Oui, mais malgré tout, j’essaye toujours d’aller vers quelque chose de différent. Mon but n’est pas de me répéter. J’ai travaillé pendant six ans sur « Natasha », après mon film d’école. Je suis allé voir un producteur qui a accepté de me suivre sur ce projet. Je voulais raconter l’histoire d’un grand ours qui arrivait en Europe, sans trop savoir ce que j’allais en faire. Depuis 2006, j’ai beaucoup retravaillé le scénario car je n’étais pas content, sauf qu’à un moment, j’ai bien dû arrêter de tout changer.
Dans ce film, tu cultives l’humour noir, tu joues avec les stéréotypes sur les pays et les nationalités. Travailler autour des clichés t’intéresse ?
Au moment où j’ai fait le film, oui. Si maintenant j’avais la possibilité de le refaire, je retravaillerais ces clichés, je les rendrais plus subtils. Je voulais faire une blague, raconter une histoire, mais je n’aime plus trop ces stéréotypes.
À un moment, un de tes personnages dit que les gens ne vivent pas dans un rêve.
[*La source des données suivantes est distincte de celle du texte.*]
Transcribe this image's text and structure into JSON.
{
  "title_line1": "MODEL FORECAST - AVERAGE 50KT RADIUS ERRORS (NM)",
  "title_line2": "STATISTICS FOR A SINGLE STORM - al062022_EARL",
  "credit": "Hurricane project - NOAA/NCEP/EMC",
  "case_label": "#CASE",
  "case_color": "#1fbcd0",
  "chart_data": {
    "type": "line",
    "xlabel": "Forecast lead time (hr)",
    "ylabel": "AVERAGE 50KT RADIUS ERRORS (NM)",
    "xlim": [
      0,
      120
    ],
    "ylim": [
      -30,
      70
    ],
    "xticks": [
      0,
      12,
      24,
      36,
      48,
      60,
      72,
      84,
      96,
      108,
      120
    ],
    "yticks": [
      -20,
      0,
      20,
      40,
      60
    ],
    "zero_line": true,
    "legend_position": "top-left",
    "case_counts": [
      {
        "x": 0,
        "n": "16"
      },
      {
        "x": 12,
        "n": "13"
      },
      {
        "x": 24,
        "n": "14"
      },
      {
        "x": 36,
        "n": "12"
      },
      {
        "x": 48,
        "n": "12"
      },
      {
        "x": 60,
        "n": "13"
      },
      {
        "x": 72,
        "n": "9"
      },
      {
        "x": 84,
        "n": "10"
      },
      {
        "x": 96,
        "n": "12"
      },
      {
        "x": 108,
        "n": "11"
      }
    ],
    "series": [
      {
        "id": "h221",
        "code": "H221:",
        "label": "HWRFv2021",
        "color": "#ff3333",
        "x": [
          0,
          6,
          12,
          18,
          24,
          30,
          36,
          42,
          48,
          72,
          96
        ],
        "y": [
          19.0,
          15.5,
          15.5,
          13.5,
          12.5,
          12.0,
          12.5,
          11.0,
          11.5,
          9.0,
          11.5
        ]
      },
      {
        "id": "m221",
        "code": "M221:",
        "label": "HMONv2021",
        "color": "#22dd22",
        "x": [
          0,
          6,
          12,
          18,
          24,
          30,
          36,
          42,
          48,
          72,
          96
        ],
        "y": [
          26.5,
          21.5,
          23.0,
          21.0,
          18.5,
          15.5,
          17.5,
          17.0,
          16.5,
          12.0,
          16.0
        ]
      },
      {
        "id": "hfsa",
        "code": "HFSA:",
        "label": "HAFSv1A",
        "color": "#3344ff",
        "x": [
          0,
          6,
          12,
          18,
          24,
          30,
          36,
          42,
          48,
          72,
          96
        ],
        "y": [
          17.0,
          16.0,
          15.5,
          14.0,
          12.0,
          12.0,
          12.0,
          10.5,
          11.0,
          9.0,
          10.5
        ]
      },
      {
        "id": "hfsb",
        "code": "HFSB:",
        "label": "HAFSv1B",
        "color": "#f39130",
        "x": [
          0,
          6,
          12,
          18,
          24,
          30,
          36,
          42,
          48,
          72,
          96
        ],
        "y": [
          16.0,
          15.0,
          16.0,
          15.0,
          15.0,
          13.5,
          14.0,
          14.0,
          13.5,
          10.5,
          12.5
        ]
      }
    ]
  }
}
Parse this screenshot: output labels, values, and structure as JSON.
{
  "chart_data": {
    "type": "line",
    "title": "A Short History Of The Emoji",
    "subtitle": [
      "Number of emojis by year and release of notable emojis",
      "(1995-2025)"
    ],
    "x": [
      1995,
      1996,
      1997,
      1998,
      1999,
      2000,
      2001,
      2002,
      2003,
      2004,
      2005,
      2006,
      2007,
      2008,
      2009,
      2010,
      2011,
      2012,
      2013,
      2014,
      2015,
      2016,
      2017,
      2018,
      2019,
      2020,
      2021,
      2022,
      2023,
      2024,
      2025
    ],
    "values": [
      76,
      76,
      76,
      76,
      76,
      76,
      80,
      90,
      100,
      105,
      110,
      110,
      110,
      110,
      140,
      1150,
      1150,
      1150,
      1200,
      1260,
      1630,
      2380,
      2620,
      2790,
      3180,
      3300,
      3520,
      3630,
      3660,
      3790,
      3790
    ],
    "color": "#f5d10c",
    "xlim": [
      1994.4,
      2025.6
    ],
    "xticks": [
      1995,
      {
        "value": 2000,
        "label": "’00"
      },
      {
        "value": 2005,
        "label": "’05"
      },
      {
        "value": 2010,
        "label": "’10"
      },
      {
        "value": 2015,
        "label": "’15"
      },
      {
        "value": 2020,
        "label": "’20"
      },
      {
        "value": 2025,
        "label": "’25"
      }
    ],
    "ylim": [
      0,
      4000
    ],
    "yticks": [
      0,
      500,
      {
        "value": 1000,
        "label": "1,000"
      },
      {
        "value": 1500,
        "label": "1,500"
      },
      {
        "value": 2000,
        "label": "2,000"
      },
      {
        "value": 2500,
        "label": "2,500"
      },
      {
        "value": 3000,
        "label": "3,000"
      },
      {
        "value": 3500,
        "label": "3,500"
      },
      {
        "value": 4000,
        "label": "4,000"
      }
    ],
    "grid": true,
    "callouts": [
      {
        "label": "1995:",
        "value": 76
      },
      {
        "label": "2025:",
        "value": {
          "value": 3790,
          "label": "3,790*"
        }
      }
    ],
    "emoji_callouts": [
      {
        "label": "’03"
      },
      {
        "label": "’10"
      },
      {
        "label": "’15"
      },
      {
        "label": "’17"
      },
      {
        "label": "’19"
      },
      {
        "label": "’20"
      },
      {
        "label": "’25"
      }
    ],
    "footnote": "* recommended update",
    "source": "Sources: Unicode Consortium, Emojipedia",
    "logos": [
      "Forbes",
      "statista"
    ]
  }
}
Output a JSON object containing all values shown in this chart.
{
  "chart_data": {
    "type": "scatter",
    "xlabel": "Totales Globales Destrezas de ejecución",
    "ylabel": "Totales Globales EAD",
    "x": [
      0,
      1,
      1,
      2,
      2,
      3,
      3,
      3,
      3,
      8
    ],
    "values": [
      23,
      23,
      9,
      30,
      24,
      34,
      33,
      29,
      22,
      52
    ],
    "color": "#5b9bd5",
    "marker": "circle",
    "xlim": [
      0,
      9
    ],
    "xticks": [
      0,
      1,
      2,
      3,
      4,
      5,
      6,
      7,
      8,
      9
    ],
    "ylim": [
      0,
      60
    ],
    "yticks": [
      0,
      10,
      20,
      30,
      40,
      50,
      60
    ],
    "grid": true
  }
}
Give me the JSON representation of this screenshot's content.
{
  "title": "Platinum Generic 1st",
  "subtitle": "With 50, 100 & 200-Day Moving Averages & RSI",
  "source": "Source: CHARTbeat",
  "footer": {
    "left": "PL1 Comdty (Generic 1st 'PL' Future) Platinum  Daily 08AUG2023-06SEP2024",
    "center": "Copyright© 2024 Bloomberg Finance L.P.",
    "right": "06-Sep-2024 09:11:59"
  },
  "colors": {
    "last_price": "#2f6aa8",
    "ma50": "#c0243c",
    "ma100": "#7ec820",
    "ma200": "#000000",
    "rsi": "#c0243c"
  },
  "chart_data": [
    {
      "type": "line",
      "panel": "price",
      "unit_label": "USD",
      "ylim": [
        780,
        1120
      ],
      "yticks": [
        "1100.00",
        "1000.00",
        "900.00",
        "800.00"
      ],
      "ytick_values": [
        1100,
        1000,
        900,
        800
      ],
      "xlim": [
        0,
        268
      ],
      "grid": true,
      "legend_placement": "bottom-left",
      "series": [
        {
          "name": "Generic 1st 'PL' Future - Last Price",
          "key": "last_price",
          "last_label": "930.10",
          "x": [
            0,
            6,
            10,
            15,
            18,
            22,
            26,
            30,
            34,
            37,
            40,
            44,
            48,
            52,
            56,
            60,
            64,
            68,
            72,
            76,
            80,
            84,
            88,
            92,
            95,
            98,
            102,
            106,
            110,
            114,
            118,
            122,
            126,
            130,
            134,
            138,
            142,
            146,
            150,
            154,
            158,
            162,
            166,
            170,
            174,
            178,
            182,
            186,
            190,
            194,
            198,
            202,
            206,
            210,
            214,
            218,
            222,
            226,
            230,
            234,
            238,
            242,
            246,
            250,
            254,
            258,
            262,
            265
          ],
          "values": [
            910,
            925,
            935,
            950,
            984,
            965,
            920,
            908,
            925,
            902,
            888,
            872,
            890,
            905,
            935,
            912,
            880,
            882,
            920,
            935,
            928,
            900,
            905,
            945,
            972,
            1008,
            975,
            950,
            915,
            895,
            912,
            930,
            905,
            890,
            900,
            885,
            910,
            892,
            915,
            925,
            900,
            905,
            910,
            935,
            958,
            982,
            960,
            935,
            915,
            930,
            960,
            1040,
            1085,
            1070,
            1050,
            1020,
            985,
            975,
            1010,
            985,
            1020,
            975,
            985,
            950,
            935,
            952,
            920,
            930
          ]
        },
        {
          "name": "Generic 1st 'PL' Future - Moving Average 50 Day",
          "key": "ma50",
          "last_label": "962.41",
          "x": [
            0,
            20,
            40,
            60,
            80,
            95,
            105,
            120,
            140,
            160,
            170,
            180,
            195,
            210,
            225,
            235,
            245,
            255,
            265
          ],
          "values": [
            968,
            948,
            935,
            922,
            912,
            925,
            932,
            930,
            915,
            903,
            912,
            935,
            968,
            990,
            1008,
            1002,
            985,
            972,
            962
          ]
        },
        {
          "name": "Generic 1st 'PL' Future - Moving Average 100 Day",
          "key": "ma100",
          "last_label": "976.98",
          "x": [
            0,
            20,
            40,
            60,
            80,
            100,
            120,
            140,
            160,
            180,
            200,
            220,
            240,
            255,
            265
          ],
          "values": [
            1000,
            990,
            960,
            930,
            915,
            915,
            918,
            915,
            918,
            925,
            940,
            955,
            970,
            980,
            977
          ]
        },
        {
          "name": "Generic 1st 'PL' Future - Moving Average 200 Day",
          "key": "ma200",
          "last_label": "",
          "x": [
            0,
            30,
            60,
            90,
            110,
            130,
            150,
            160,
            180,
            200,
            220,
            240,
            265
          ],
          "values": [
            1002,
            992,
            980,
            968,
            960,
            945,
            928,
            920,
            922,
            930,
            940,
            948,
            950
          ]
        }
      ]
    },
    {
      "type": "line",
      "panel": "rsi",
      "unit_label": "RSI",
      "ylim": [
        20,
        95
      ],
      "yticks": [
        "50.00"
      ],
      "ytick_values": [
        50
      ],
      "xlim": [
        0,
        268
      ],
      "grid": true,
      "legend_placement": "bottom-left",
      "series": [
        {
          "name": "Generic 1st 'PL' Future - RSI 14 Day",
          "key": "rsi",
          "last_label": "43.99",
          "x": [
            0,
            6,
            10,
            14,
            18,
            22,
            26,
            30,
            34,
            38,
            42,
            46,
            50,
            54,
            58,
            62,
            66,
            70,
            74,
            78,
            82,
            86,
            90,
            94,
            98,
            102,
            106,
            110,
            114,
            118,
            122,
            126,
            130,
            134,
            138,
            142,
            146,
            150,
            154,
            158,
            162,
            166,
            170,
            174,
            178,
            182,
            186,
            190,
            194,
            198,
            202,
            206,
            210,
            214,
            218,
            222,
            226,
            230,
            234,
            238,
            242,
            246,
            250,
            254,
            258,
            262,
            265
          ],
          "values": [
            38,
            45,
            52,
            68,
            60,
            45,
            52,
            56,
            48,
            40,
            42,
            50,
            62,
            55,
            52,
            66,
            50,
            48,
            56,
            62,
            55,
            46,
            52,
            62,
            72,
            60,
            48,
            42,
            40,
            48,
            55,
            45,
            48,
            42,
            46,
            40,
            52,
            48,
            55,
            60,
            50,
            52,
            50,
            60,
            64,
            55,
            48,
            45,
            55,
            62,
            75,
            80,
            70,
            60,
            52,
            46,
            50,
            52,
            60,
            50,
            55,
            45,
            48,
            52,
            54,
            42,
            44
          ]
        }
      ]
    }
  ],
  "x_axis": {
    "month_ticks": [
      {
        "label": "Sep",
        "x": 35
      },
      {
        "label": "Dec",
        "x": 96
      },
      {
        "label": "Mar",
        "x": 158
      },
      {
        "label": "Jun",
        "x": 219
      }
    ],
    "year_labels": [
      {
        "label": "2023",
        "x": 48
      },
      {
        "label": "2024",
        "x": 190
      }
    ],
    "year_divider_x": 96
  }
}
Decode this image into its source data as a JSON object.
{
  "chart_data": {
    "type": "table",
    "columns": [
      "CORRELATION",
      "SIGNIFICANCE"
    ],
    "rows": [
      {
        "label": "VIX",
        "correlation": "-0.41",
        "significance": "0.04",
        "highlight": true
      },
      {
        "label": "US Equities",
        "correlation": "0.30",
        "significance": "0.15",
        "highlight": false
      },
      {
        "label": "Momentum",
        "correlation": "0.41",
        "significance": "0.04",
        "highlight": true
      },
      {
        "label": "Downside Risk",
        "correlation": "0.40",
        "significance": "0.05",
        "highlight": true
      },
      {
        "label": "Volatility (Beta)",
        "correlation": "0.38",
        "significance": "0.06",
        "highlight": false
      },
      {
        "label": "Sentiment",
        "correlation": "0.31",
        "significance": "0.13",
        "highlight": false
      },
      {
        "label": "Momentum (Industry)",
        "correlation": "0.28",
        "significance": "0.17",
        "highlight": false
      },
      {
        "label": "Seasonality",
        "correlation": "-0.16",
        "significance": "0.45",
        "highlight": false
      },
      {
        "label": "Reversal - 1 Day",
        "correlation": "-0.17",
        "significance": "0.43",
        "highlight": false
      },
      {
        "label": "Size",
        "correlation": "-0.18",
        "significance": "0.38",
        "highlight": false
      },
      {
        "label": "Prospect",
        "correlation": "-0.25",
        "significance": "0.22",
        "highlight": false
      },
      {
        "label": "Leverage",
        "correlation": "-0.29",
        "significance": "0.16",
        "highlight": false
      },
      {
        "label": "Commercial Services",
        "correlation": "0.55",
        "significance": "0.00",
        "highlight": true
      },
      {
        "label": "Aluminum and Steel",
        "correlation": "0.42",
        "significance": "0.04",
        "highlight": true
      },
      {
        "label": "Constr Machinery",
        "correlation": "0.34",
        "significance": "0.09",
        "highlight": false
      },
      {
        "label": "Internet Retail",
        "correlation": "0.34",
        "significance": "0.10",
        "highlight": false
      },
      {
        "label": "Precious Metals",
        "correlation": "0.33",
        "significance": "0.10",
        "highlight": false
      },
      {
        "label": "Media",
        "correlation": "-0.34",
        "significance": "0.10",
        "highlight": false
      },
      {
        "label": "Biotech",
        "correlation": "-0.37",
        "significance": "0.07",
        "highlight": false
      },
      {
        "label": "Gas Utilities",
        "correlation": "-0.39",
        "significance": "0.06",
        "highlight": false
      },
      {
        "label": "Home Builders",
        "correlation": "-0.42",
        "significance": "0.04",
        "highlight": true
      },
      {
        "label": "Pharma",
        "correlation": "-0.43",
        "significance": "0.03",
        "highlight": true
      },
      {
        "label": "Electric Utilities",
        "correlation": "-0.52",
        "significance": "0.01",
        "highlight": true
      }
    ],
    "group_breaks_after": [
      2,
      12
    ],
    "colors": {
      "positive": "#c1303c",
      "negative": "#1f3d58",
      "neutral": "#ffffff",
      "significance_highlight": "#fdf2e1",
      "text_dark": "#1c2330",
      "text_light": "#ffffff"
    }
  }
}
Quand les animaux arrivent en Europe, ils ont peut-être des espoirs, des rêves, mais quand ils se confrontent à la réalité, ils déchantent très vite.
Quand tu atteins le rêve, il est vide, alors, je préfère ne pas trop rêver. Quand j’ai un but, je rêve avec précaution. Je pense toujours à ce qui peut mal se passer. Je ne rêve pas trop en grand.
Sur quoi travailles-tu actuellement ?
Je travaille sur un film autour de la paix, cent après la fin de la première guerre mondiale. Il s’agit d’un projet qui englobe une petite dizaine de personnes; chacune anime une histoire courte d’une minute autour de la paix. Mon histoire est celle d’un ours et d’un lapin qui se préparent pour la guerre et puis… C’est la fin ! Je ne la raconterai pas pour ne pas dévoiler le film !
Pourquoi es-tu si intéressé par les lapins ? Dans chacun de tes films, il y en a un !
C’est ma marque. Je ne veux pas répéter de concept mais c’est vrai que je reproduis le personnage du lapin. J’aime le dessiner comme un personnage mixte : frustré, toujours effrayé, plein d’esprit.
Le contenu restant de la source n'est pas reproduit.